2:36 pm on August 15th, 2011
If you are Tea Party, you are a terrorist. Sarah Palin is a mouthpiece for the Tea Party which represents nothing but hatred and dissension. Her rhetoric and violence-inciting imagery IS a form of terrorism and a prime example. She held Jared Lee Loughner’s hand while he murdered people with his misguided sensibilities. I was compelled to draw a visual commentary showing her handing him the gun on my artist’s blog at http://dregstudiosart.blogspot.com/2011/01/sarah-palin-made-me-do-it.html She’ll go to any lengths and keep spewing her insanity for that attention (and the money of course.)
10:03 pm on August 15th, 2011
A competing resolution offered by Adkins demanded that state agencies, “implement only those minimal parts of the Act that Kansas is legally compelled to do.”
LIKE WHAT?
8:13 pm on August 17th, 2011
I would ask Brandt Hardin what planet he lives on? If it is Earth, he needs to move to another planet.

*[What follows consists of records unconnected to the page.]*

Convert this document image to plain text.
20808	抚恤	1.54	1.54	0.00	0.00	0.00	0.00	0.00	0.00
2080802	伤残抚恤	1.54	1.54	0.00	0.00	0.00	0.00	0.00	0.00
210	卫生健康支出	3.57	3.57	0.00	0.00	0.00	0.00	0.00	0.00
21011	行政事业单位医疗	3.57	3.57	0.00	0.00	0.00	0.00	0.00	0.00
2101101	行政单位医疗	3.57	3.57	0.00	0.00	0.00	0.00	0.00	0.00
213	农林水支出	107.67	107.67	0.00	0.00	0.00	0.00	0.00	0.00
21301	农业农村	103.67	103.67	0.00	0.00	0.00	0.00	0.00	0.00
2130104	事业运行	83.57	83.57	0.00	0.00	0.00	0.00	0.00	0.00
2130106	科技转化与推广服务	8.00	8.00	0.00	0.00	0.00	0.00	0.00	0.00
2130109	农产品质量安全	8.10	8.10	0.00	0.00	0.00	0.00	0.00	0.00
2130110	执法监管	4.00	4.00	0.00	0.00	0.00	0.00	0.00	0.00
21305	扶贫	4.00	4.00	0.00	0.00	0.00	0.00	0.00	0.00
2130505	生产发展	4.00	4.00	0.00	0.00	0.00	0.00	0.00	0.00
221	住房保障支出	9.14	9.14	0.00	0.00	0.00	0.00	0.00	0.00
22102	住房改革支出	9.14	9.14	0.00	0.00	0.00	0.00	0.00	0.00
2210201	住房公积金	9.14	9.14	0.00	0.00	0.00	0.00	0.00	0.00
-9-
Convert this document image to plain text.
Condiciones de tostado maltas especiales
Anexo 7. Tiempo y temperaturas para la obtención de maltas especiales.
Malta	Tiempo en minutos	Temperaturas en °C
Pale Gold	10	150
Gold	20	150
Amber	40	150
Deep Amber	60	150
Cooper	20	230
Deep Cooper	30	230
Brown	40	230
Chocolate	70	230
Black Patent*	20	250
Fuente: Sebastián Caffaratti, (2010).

11:24 am on August 25th, 2011
Brandt Hardin, your comments don’t even really deserve a response. However even though I am not a Palin supporter, I must say your comment just makes your ignorance shine like a thousand points of light, of stupidity! As for Palin, she and others are tea party pretenders. If they (Palin, Bachmann, Rick Santorum, Rick Perry, and lets not forget magic underwear Romney) been in Boston the day of the tea party, they surely would have been tossed out with the tea.